S'il fallait expliquer la musique (occidentale) en deux mots, je dirais qu'elle se constitue de deux pôles : tension / détente. La tension peut prendre mille aspects différents et c'est ce qu'ont essayé de faire évoluer certains Wagner, Debussy, Liszt, Beethoven ou encore Boulez en sortant du schémas harmonique pour explorer les timbres, les dynamiques, les sons... Dans le langage classique, la tension surgit entre la note fondamentale (première note de la gamme) et la dominante (cinquième note de la gamme). Entre l'une et l'autre, une quinte juste. Comme un arc tendu, quand on est sur la dominante, aussi dominante soit-elle, on aspire plus que jamais à retourner sur la tonique (note fondamentale) pour relâcher cette tension. La note dite sensible, septième note de la gamme, a, elle, en vérité un pouvoir immense de susciter tout cet attrait, de générer l'aspérité entre la première et la septième note et d'inviter avec une force inouïe à la résolution de l'accord. De cette note sensible naissent toutes les richesses harmoniques, toutes les couleurs et tous les reliefs. Sans elle, une platitude s'installerait vite.

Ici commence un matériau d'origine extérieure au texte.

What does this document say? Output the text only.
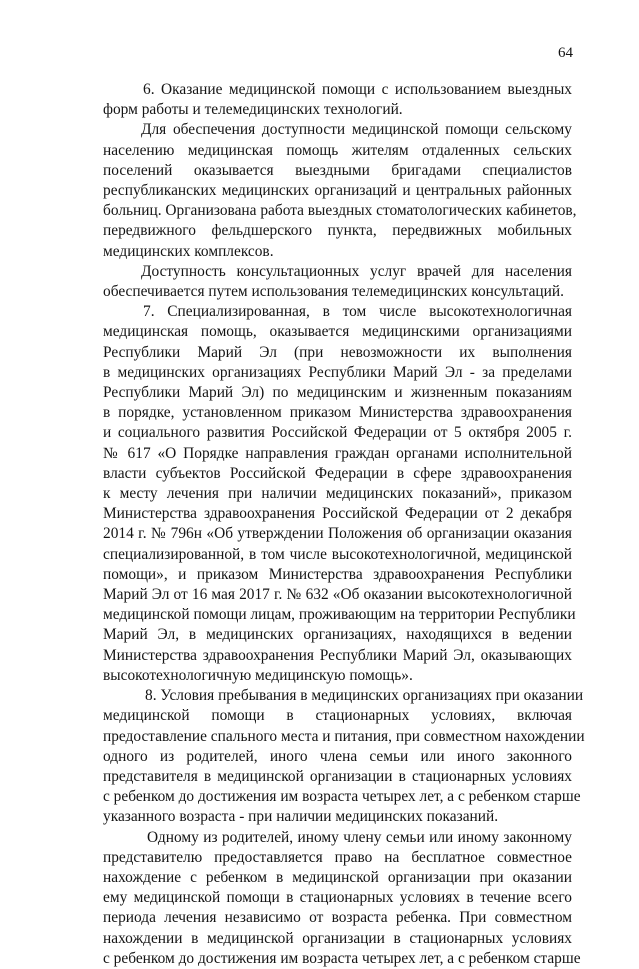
64

6. Оказание медицинской помощи с использованием выездных
форм работы и телемедицинских технологий.

Для обеспечения доступности медицинской помощи сельскому
населению медицинская помощь жителям отдаленных сельских
поселений оказывается выездными бригадами специалистов
республиканских медицинских организаций и центральных районных
больниц. Организована работа выездных стоматологических кабинетов,
передвижного фельдшерского пункта, передвижных мобильных
медицинских комплексов.

Доступность консультационных услуг врачей для населения
обеспечивается путем использования телемедицинских консультаций.

7. Специализированная, в том числе высокотехнологичная
медицинская помощь, оказывается медицинскими организациями
Республики Марий Эл (при невозможности их выполнения
в медицинских организациях Республики Марий Эл - за пределами
Республики Марий Эл) по медицинским и жизненным показаниям
в порядке, установленном приказом Министерства здравоохранения
и социального развития Российской Федерации от 5 октября 2005 г.
№ 617 «О Порядке направления граждан органами исполнительной
власти субъектов Российской Федерации в сфере здравоохранения
к месту лечения при наличии медицинских показаний», приказом
Министерства здравоохранения Российской Федерации от 2 декабря
2014 г. № 796н «Об утверждении Положения об организации оказания
специализированной, в том числе высокотехнологичной, медицинской
помощи», и приказом Министерства здравоохранения Республики
Марий Эл от 16 мая 2017 г. № 632 «Об оказании высокотехнологичной
медицинской помощи лицам, проживающим на территории Республики
Марий Эл, в медицинских организациях, находящихся в ведении
Министерства здравоохранения Республики Марий Эл, оказывающих
высокотехнологичную медицинскую помощь».

8. Условия пребывания в медицинских организациях при оказании
медицинской помощи в стационарных условиях, включая
предоставление спального места и питания, при совместном нахождении
одного из родителей, иного члена семьи или иного законного
представителя в медицинской организации в стационарных условиях
с ребенком до достижения им возраста четырех лет, а с ребенком старше
указанного возраста - при наличии медицинских показаний.

Одному из родителей, иному члену семьи или иному законному
представителю предоставляется право на бесплатное совместное
нахождение с ребенком в медицинской организации при оказании
ему медицинской помощи в стационарных условиях в течение всего
периода лечения независимо от возраста ребенка. При совместном
нахождении в медицинской организации в стационарных условиях
с ребенком до достижения им возраста четырех лет, а с ребенком старше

Du noir au blanc, les dessinateurs le savent, tout paysage, tout visage, toute forme, prennent vie jusqu'à devenir réels par la valeur d'un millimètre de coup de crayon. La subtilité tient dans l'infinie palette qui sépare le blanc du noir et dans la manière de les faire se rencontrer... Au-delà de ces pôles harmoniques se sont créés au fil des siècles les polyphonies de timbres, de nuances, de rythmes et même de silences ! Le relief tient à si peu de choses. Se décaler d'un pas, c'est déjà observer différemment le monde - son monde.


Si le pianiste évolue entre les touches blanches et noires, il développe peut-être plus encore l'art - et la conscience - des paradoxes incessants qui parcourent une vie. Les séparer, mettre à la marge une catégorie et ranger l'autre, bien alignée, c'est tuer la musique ! Nous naissons du néant et ce néant donne toute la perspective de notre incarnation. Pourtant il y a plusieurs manières de vivre ses paradoxes : lutter ou embrasser.

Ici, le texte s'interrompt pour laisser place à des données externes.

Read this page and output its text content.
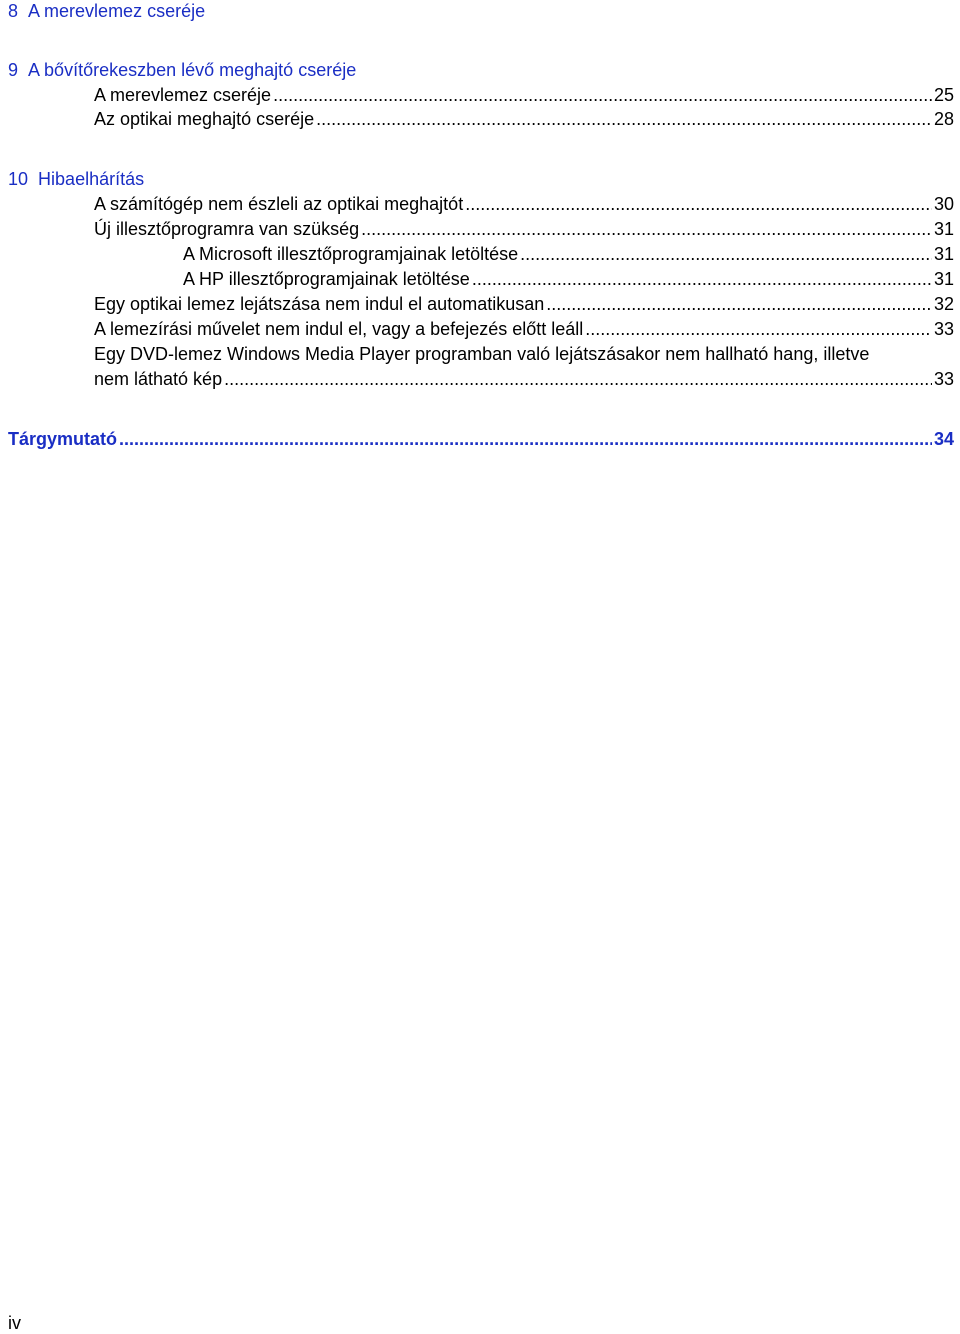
8 A merevlemez cseréje
9 A bővítőrekeszben lévő meghajtó cseréje
A merevlemez cseréje .....	25
Az optikai meghajtó cseréje .....	28
10 Hibaelhárítás
A számítógép nem észleli az optikai meghajtót .....	30
Új illesztőprogramra van szükség .....	31
A Microsoft illesztőprogramjainak letöltése .....	31
A HP illesztőprogramjainak letöltése .....	31
Egy optikai lemez lejátszása nem indul el automatikusan .....	32
A lemezírási művelet nem indul el, vagy a befejezés előtt leáll .....	33
Egy DVD-lemez Windows Media Player programban való lejátszásakor nem hallható hang, illetve
nem látható kép .....	33
Tárgymutató .....	34
iv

"TOUT CE À QUOI TU RÉSISTES PERSISTE"


Répétait sans cesse Arnaud Desjardins, cet enseignant spirituel et écrivain de la sagesse du monde.


Et si au final la mort n'était pas l'opposé de la vie mais une étape d'un cycle ? Un cycle bien plus grand qui nous échappe puisque tout tend à naître, mourir, renaître et mourir encore. Combien de deuils avons-nous déjà vécu pour nous même ? De l'enfance à l'adolescence, de l'adulte à la sagesse... Puis les séparations, les deuils réels, les naissances. Le soleil laisse place à la lune et inversement, chaque jour, dans notre perception de nos rotations mutuelles. Comme à chaque saison, les fleurs poussent pour disparaître puis réapparaître. Dans l'hiver ce n'est pas qu'il ne se passe rien. Au contraire, le mouvement continue, le processus agit, incessamment. Éternellement ?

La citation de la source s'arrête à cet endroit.